After open reduction and internal fixation of distal radius fractures, 19% of orthopedic surgery residents would prescribe more than 7 days of prescription opioids, which is beyond the state law maximum. In addition, we found that less than half of residents had participated in an opioid training program. Our results highlight the need for continued resident guidance when prescribing. Enrollment in opioid prescribing training programs that have been shown to decrease prescribed opioid quantities while still effectively managing patient pain is probably important.

CLINICAL RELEVANCE

This study describes the opioid prescribing practices and prior training of orthopedic residents.
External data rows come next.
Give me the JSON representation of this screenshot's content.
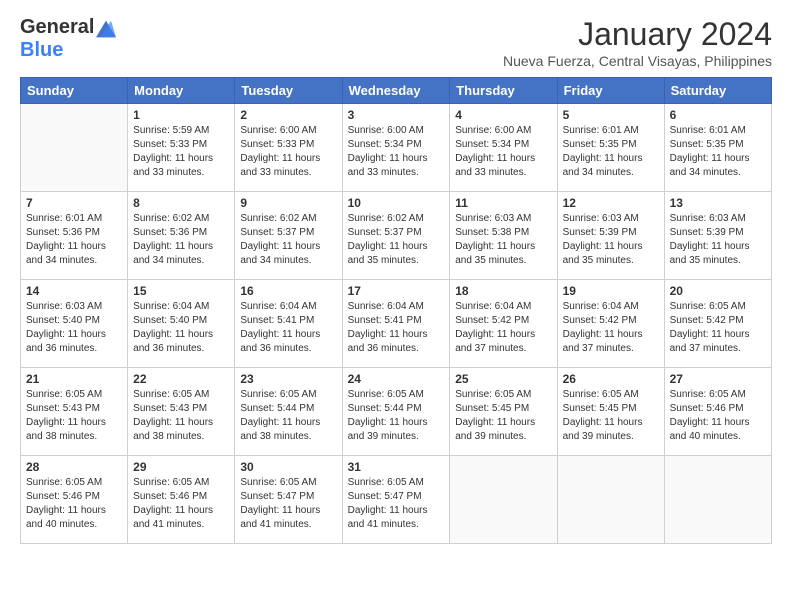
{
  "logo": {
    "general": "General",
    "blue": "Blue"
  },
  "title": "January 2024",
  "location": "Nueva Fuerza, Central Visayas, Philippines",
  "weekdays": [
    "Sunday",
    "Monday",
    "Tuesday",
    "Wednesday",
    "Thursday",
    "Friday",
    "Saturday"
  ],
  "weeks": [
    [
      {
        "day": "",
        "sunrise": "",
        "sunset": "",
        "daylight": ""
      },
      {
        "day": "1",
        "sunrise": "Sunrise: 5:59 AM",
        "sunset": "Sunset: 5:33 PM",
        "daylight": "Daylight: 11 hours and 33 minutes."
      },
      {
        "day": "2",
        "sunrise": "Sunrise: 6:00 AM",
        "sunset": "Sunset: 5:33 PM",
        "daylight": "Daylight: 11 hours and 33 minutes."
      },
      {
        "day": "3",
        "sunrise": "Sunrise: 6:00 AM",
        "sunset": "Sunset: 5:34 PM",
        "daylight": "Daylight: 11 hours and 33 minutes."
      },
      {
        "day": "4",
        "sunrise": "Sunrise: 6:00 AM",
        "sunset": "Sunset: 5:34 PM",
        "daylight": "Daylight: 11 hours and 33 minutes."
      },
      {
        "day": "5",
        "sunrise": "Sunrise: 6:01 AM",
        "sunset": "Sunset: 5:35 PM",
        "daylight": "Daylight: 11 hours and 34 minutes."
      },
      {
        "day": "6",
        "sunrise": "Sunrise: 6:01 AM",
        "sunset": "Sunset: 5:35 PM",
        "daylight": "Daylight: 11 hours and 34 minutes."
      }
    ],
    [
      {
        "day": "7",
        "sunrise": "Sunrise: 6:01 AM",
        "sunset": "Sunset: 5:36 PM",
        "daylight": "Daylight: 11 hours and 34 minutes."
      },
      {
        "day": "8",
        "sunrise": "Sunrise: 6:02 AM",
        "sunset": "Sunset: 5:36 PM",
        "daylight": "Daylight: 11 hours and 34 minutes."
      },
      {
        "day": "9",
        "sunrise": "Sunrise: 6:02 AM",
        "sunset": "Sunset: 5:37 PM",
        "daylight": "Daylight: 11 hours and 34 minutes."
      },
      {
        "day": "10",
        "sunrise": "Sunrise: 6:02 AM",
        "sunset": "Sunset: 5:37 PM",
        "daylight": "Daylight: 11 hours and 35 minutes."
      },
      {
        "day": "11",
        "sunrise": "Sunrise: 6:03 AM",
        "sunset": "Sunset: 5:38 PM",
        "daylight": "Daylight: 11 hours and 35 minutes."
      },
      {
        "day": "12",
        "sunrise": "Sunrise: 6:03 AM",
        "sunset": "Sunset: 5:39 PM",
        "daylight": "Daylight: 11 hours and 35 minutes."
      },
      {
        "day": "13",
        "sunrise": "Sunrise: 6:03 AM",
        "sunset": "Sunset: 5:39 PM",
        "daylight": "Daylight: 11 hours and 35 minutes."
      }
    ],
    [
      {
        "day": "14",
        "sunrise": "Sunrise: 6:03 AM",
        "sunset": "Sunset: 5:40 PM",
        "daylight": "Daylight: 11 hours and 36 minutes."
      },
      {
        "day": "15",
        "sunrise": "Sunrise: 6:04 AM",
        "sunset": "Sunset: 5:40 PM",
        "daylight": "Daylight: 11 hours and 36 minutes."
      },
      {
        "day": "16",
        "sunrise": "Sunrise: 6:04 AM",
        "sunset": "Sunset: 5:41 PM",
        "daylight": "Daylight: 11 hours and 36 minutes."
      },
      {
        "day": "17",
        "sunrise": "Sunrise: 6:04 AM",
        "sunset": "Sunset: 5:41 PM",
        "daylight": "Daylight: 11 hours and 36 minutes."
      },
      {
        "day": "18",
        "sunrise": "Sunrise: 6:04 AM",
        "sunset": "Sunset: 5:42 PM",
        "daylight": "Daylight: 11 hours and 37 minutes."
      },
      {
        "day": "19",
        "sunrise": "Sunrise: 6:04 AM",
        "sunset": "Sunset: 5:42 PM",
        "daylight": "Daylight: 11 hours and 37 minutes."
      },
      {
        "day": "20",
        "sunrise": "Sunrise: 6:05 AM",
        "sunset": "Sunset: 5:42 PM",
        "daylight": "Daylight: 11 hours and 37 minutes."
      }
    ],
    [
      {
        "day": "21",
        "sunrise": "Sunrise: 6:05 AM",
        "sunset": "Sunset: 5:43 PM",
        "daylight": "Daylight: 11 hours and 38 minutes."
      },
      {
        "day": "22",
        "sunrise": "Sunrise: 6:05 AM",
        "sunset": "Sunset: 5:43 PM",
        "daylight": "Daylight: 11 hours and 38 minutes."
      },
      {
        "day": "23",
        "sunrise": "Sunrise: 6:05 AM",
        "sunset": "Sunset: 5:44 PM",
        "daylight": "Daylight: 11 hours and 38 minutes."
      },
      {
        "day": "24",
        "sunrise": "Sunrise: 6:05 AM",
        "sunset": "Sunset: 5:44 PM",
        "daylight": "Daylight: 11 hours and 39 minutes."
      },
      {
        "day": "25",
        "sunrise": "Sunrise: 6:05 AM",
        "sunset": "Sunset: 5:45 PM",
        "daylight": "Daylight: 11 hours and 39 minutes."
      },
      {
        "day": "26",
        "sunrise": "Sunrise: 6:05 AM",
        "sunset": "Sunset: 5:45 PM",
        "daylight": "Daylight: 11 hours and 39 minutes."
      },
      {
        "day": "27",
        "sunrise": "Sunrise: 6:05 AM",
        "sunset": "Sunset: 5:46 PM",
        "daylight": "Daylight: 11 hours and 40 minutes."
      }
    ],
    [
      {
        "day": "28",
        "sunrise": "Sunrise: 6:05 AM",
        "sunset": "Sunset: 5:46 PM",
        "daylight": "Daylight: 11 hours and 40 minutes."
      },
      {
        "day": "29",
        "sunrise": "Sunrise: 6:05 AM",
        "sunset": "Sunset: 5:46 PM",
        "daylight": "Daylight: 11 hours and 41 minutes."
      },
      {
        "day": "30",
        "sunrise": "Sunrise: 6:05 AM",
        "sunset": "Sunset: 5:47 PM",
        "daylight": "Daylight: 11 hours and 41 minutes."
      },
      {
        "day": "31",
        "sunrise": "Sunrise: 6:05 AM",
        "sunset": "Sunset: 5:47 PM",
        "daylight": "Daylight: 11 hours and 41 minutes."
      },
      {
        "day": "",
        "sunrise": "",
        "sunset": "",
        "daylight": ""
      },
      {
        "day": "",
        "sunrise": "",
        "sunset": "",
        "daylight": ""
      },
      {
        "day": "",
        "sunrise": "",
        "sunset": "",
        "daylight": ""
      }
    ]
  ]
}
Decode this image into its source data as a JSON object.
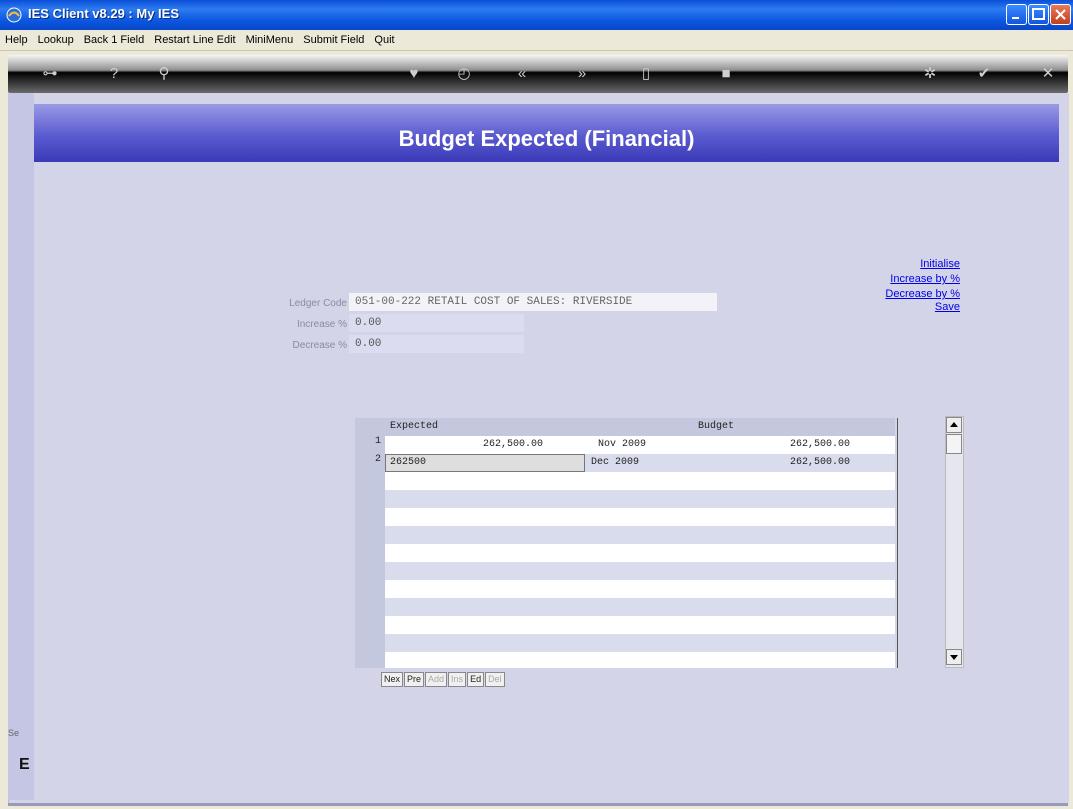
{
  "window": {
    "title": "IES Client v8.29 : My IES"
  },
  "menu": [
    "Help",
    "Lookup",
    "Back 1 Field",
    "Restart Line Edit",
    "MiniMenu",
    "Submit Field",
    "Quit"
  ],
  "toolbar": {
    "tools": [
      {
        "name": "key-icon",
        "glyph": "⊶"
      },
      {
        "name": "help-icon",
        "glyph": "?"
      },
      {
        "name": "search-icon",
        "glyph": "⚲"
      },
      {
        "name": "heart-icon",
        "glyph": "♥"
      },
      {
        "name": "clock-icon",
        "glyph": "◴"
      },
      {
        "name": "rewind-icon",
        "glyph": "«"
      },
      {
        "name": "forward-icon",
        "glyph": "»"
      },
      {
        "name": "document-icon",
        "glyph": "▯"
      },
      {
        "name": "stop-icon",
        "glyph": "■"
      },
      {
        "name": "gear-icon",
        "glyph": "✲"
      },
      {
        "name": "check-icon",
        "glyph": "✔"
      },
      {
        "name": "close-icon",
        "glyph": "✕"
      }
    ]
  },
  "page": {
    "heading": "Budget Expected (Financial)"
  },
  "links": {
    "initialise": "Initialise",
    "increase": "Increase by %",
    "decrease": "Decrease by %",
    "save": "Save"
  },
  "fields": {
    "ledger_label": "Ledger Code",
    "ledger_value": "051-00-222 RETAIL COST OF SALES: RIVERSIDE",
    "increase_label": "Increase %",
    "increase_value": "0.00",
    "decrease_label": "Decrease %",
    "decrease_value": "0.00"
  },
  "grid": {
    "headers": {
      "expected": "Expected",
      "budget": "Budget"
    },
    "rows": [
      {
        "num": "1",
        "expected": "262,500.00",
        "period": "Nov 2009",
        "budget": "262,500.00"
      },
      {
        "num": "2",
        "expected": "262500",
        "period": "Dec 2009",
        "budget": "262,500.00"
      }
    ],
    "buttons": [
      "Nex",
      "Pre",
      "Add",
      "Ins",
      "Ed",
      "Del"
    ],
    "disabled_buttons": [
      "Add",
      "Ins",
      "Del"
    ]
  },
  "status": {
    "text": "Se",
    "icon": "E"
  }
}
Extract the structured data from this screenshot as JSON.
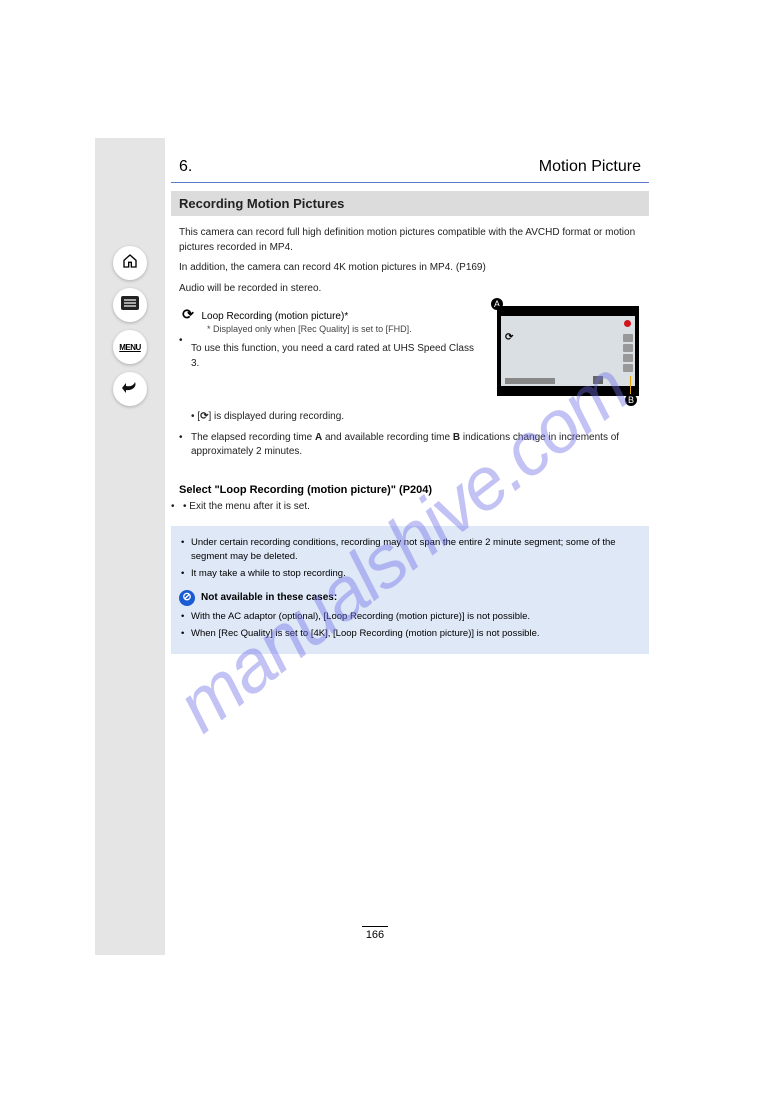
{
  "nav": {
    "menu_label": "MENU"
  },
  "header": {
    "chapter_num": "6.",
    "chapter_title": "Motion Picture"
  },
  "section_title": "Recording Motion Pictures",
  "section1": {
    "intro": "This camera can record full high definition motion pictures compatible with the AVCHD format or motion pictures recorded in MP4.",
    "intro2": "In addition, the camera can record 4K motion pictures in MP4.",
    "ref": "(P169)",
    "audio_line": "Audio will be recorded in stereo."
  },
  "loop": {
    "icon": "⟳",
    "label_a_text": "Loop Recording (motion picture)",
    "callout_a": "A",
    "callout_b": "B",
    "footnote_star": "*",
    "footnote_text": " Displayed only when [Rec Quality] is set to [FHD].",
    "below1_bullet": "To use this function, you need a card rated at UHS Speed Class 3.",
    "rec_point1": "• [",
    "rec_point1b": "] is displayed during recording.",
    "elapsed_a": "The elapsed recording time ",
    "elapsed_b": " and available recording time ",
    "elapsed_c": " indications change in increments of approximately 2 minutes."
  },
  "step_title": "Select \"Loop Recording (motion picture)\" (P204)",
  "sub_below": "• Exit the menu after it is set.",
  "notebox": {
    "line1a": "Under certain recording conditions, recording may not span the entire 2 minute segment; some of the segment may be deleted.",
    "line1b": "It may take a while to stop recording.",
    "na_label": "Not available in these cases:",
    "li1": "With the AC adaptor (optional), [Loop Recording (motion picture)] is not possible.",
    "li2": "When [Rec Quality] is set to [4K], [Loop Recording (motion picture)] is not possible."
  },
  "page_number": "166",
  "watermark": "manualshive.com"
}
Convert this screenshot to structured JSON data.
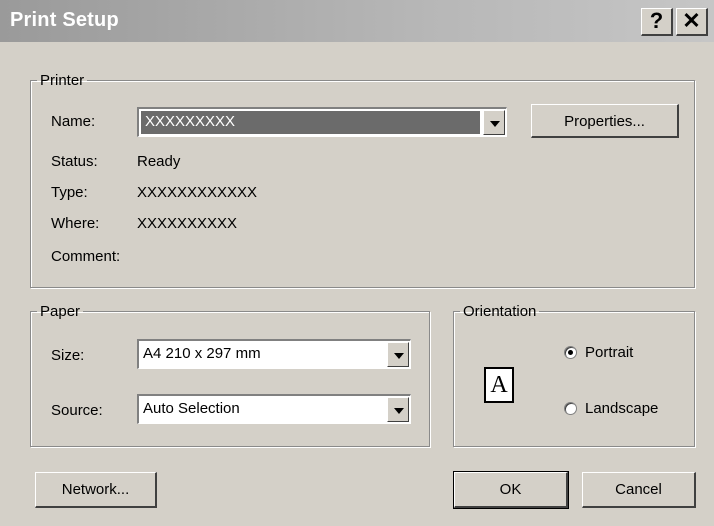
{
  "window": {
    "title": "Print Setup",
    "help_glyph": "?",
    "close_glyph": "✕"
  },
  "printer": {
    "legend": "Printer",
    "name_label": "Name:",
    "name_value": "XXXXXXXXX",
    "properties_button": "Properties...",
    "status_label": "Status:",
    "status_value": "Ready",
    "type_label": "Type:",
    "type_value": "XXXXXXXXXXXX",
    "where_label": "Where:",
    "where_value": "XXXXXXXXXX",
    "comment_label": "Comment:"
  },
  "paper": {
    "legend": "Paper",
    "size_label": "Size:",
    "size_value": "A4 210 x 297 mm",
    "source_label": "Source:",
    "source_value": "Auto Selection"
  },
  "orientation": {
    "legend": "Orientation",
    "page_glyph": "A",
    "portrait_label": "Portrait",
    "landscape_label": "Landscape",
    "selected": "Portrait"
  },
  "buttons": {
    "network": "Network...",
    "ok": "OK",
    "cancel": "Cancel"
  }
}
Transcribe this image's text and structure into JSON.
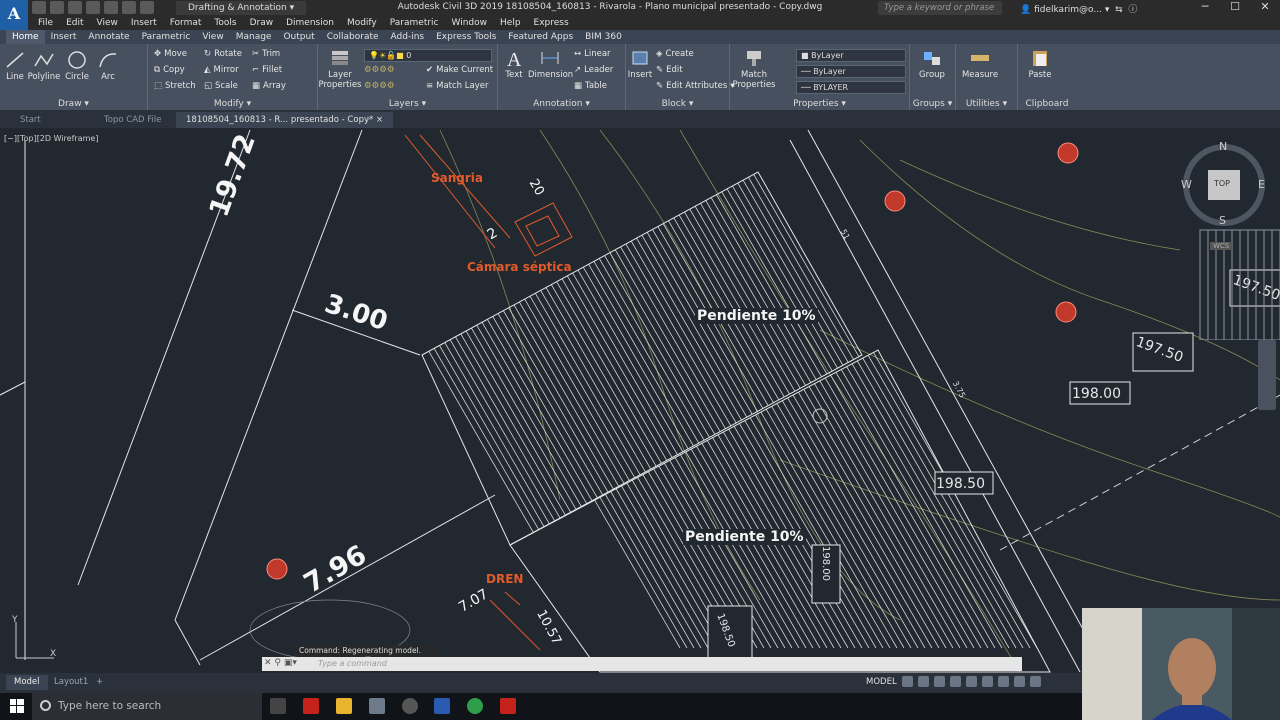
{
  "titlebar": {
    "app_letter": "A",
    "app_sub": "C3D",
    "workspace": "Drafting & Annotation",
    "title": "Autodesk Civil 3D 2019    18108504_160813 - Rivarola - Plano municipal      presentado - Copy.dwg",
    "search_placeholder": "Type a keyword or phrase",
    "user": "fidelkarim@o...",
    "minimize": "─",
    "maximize": "☐",
    "close": "✕"
  },
  "menubar": [
    "File",
    "Edit",
    "View",
    "Insert",
    "Format",
    "Tools",
    "Draw",
    "Dimension",
    "Modify",
    "Parametric",
    "Window",
    "Help",
    "Express"
  ],
  "ribbon_tabs": [
    "Home",
    "Insert",
    "Annotate",
    "Parametric",
    "View",
    "Manage",
    "Output",
    "Collaborate",
    "Add-ins",
    "Express Tools",
    "Featured Apps",
    "BIM 360"
  ],
  "ribbon": {
    "draw": {
      "title": "Draw",
      "line": "Line",
      "polyline": "Polyline",
      "circle": "Circle",
      "arc": "Arc"
    },
    "modify": {
      "title": "Modify",
      "move": "Move",
      "rotate": "Rotate",
      "trim": "Trim",
      "copy": "Copy",
      "mirror": "Mirror",
      "fillet": "Fillet",
      "stretch": "Stretch",
      "scale": "Scale",
      "array": "Array"
    },
    "layers": {
      "title": "Layers",
      "layer_properties_1": "Layer",
      "layer_properties_2": "Properties",
      "make_current": "Make Current",
      "match_layer": "Match Layer",
      "layer_value": "0"
    },
    "annotation": {
      "title": "Annotation",
      "text": "Text",
      "dimension": "Dimension",
      "linear": "Linear",
      "leader": "Leader",
      "table": "Table"
    },
    "block": {
      "title": "Block",
      "insert": "Insert",
      "create": "Create",
      "edit": "Edit",
      "edit_attributes": "Edit Attributes"
    },
    "properties": {
      "title": "Properties",
      "match_1": "Match",
      "match_2": "Properties",
      "color": "ByLayer",
      "linetype": "ByLayer",
      "lineweight": "BYLAYER"
    },
    "groups": {
      "title": "Groups",
      "group": "Group"
    },
    "utilities": {
      "title": "Utilities",
      "measure": "Measure"
    },
    "clipboard": {
      "title": "Clipboard",
      "paste": "Paste"
    }
  },
  "doc_tabs": [
    "Start",
    "Topo CAD File",
    "18108504_160813 - R... presentado - Copy*"
  ],
  "viewport_label": "[−][Top][2D Wireframe]",
  "drawing": {
    "dim_1972": "19.72",
    "dim_300": "3.00",
    "dim_796": "7.96",
    "dim_707": "7.07",
    "dim_1057": "10.57",
    "dim_20": "20",
    "dim_2": "2",
    "dim_51": "51",
    "dim_375": "3.75",
    "sangria": "Sangria",
    "camara": "Cámara séptica",
    "dren": "DREN",
    "pendiente_1": "Pendiente 10%",
    "pendiente_2": "Pendiente 10%",
    "elev_19750": "197.50",
    "elev_19800": "198.00",
    "elev_19850": "198.50",
    "elev_19750b": "197.50",
    "elev_19800v": "198.00",
    "elev_19850v": "198.50"
  },
  "viewcube": {
    "n": "N",
    "s": "S",
    "e": "E",
    "w": "W",
    "top": "TOP",
    "wcs": "WCS"
  },
  "command": {
    "history": "Command: Regenerating model.",
    "placeholder": "Type a command"
  },
  "layout_tabs": [
    "Model",
    "Layout1",
    "+"
  ],
  "status": {
    "model": "MODEL"
  },
  "taskbar": {
    "search": "Type here to search"
  }
}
It highlights an opportunity for increased involvement in educational programs on opioid prescribing that better align with published recommendations/guidelines.

摘要

目的

在许多学术性医学中心,住院医师通常会开具初始阿片类药物处方,但对他们的处方行为知之甚少。我们推测,较低的住院医师研究生年级、住院医师培训项目以及未完成阿片类药物处方培训,可能是与骨科住院医师在桡骨远端骨折切开复位内固定术后增加阿片类药物处方相关的因素。

方法

2017年8月至2017年11月期间,对美国东北部一个州4个骨科住院医师培训项目的135名住院医师进行了一项调查。受访者被要求指出,对于一名年轻和一名年长的、其他方面健康且未使用过阿片类药物的女性患者,在桡骨远端骨折切开复位内固定术后,他们会开具的初始镇痛药物(数量和持续时间)。我们分析了以吗啡毫克当量(MME)表示的初始阿片类药物处方量以及提供的天数。评估了三种不同的过量处方衡量标准:开具超过150 MME、225 MME或7天的阿片类药物。

结果

回复率为63%(135名住院医师中的85名)。在所有受访者中,36.5%的住院医师报告过去完成了阿片类药物培训。就按持续时间的过量处方而言,19%的住院医师开具了超过7天的阿片类药物。就按数量的过量处方而言,36%至59%(取决于患者年龄)的住院医师开具了超过20片5毫克羟考酮(150 MME),16%至25%(取决于患者年龄)的住院医师开具了超过30片5毫克羟考酮(225 MME)。与初级住院医师相比,高级住院医师更有可能开具超过225 MME的药物。

结论

在桡骨远端骨折切开复位内固定术后,19%的骨外科住院医师会开具超过7天的处方阿片类药物,这超出了该州法律的上限。此外,我们发现不到一半的住院医师参加过阿片类药物培训项目。我们的结果凸显了在开处方时持续对住院医师进行指导的必要性。参加已被证明能减少阿片类药物处方量同时仍有效管理患者疼痛的阿片类药物处方培训项目可能很重要。

临床意义

本研究描述了骨科住院医师的阿片类药物处方行为及先前培训情况。它凸显了一个增加参与与已发表的建议/指南更相符的阿片类药物处方教育项目的机会。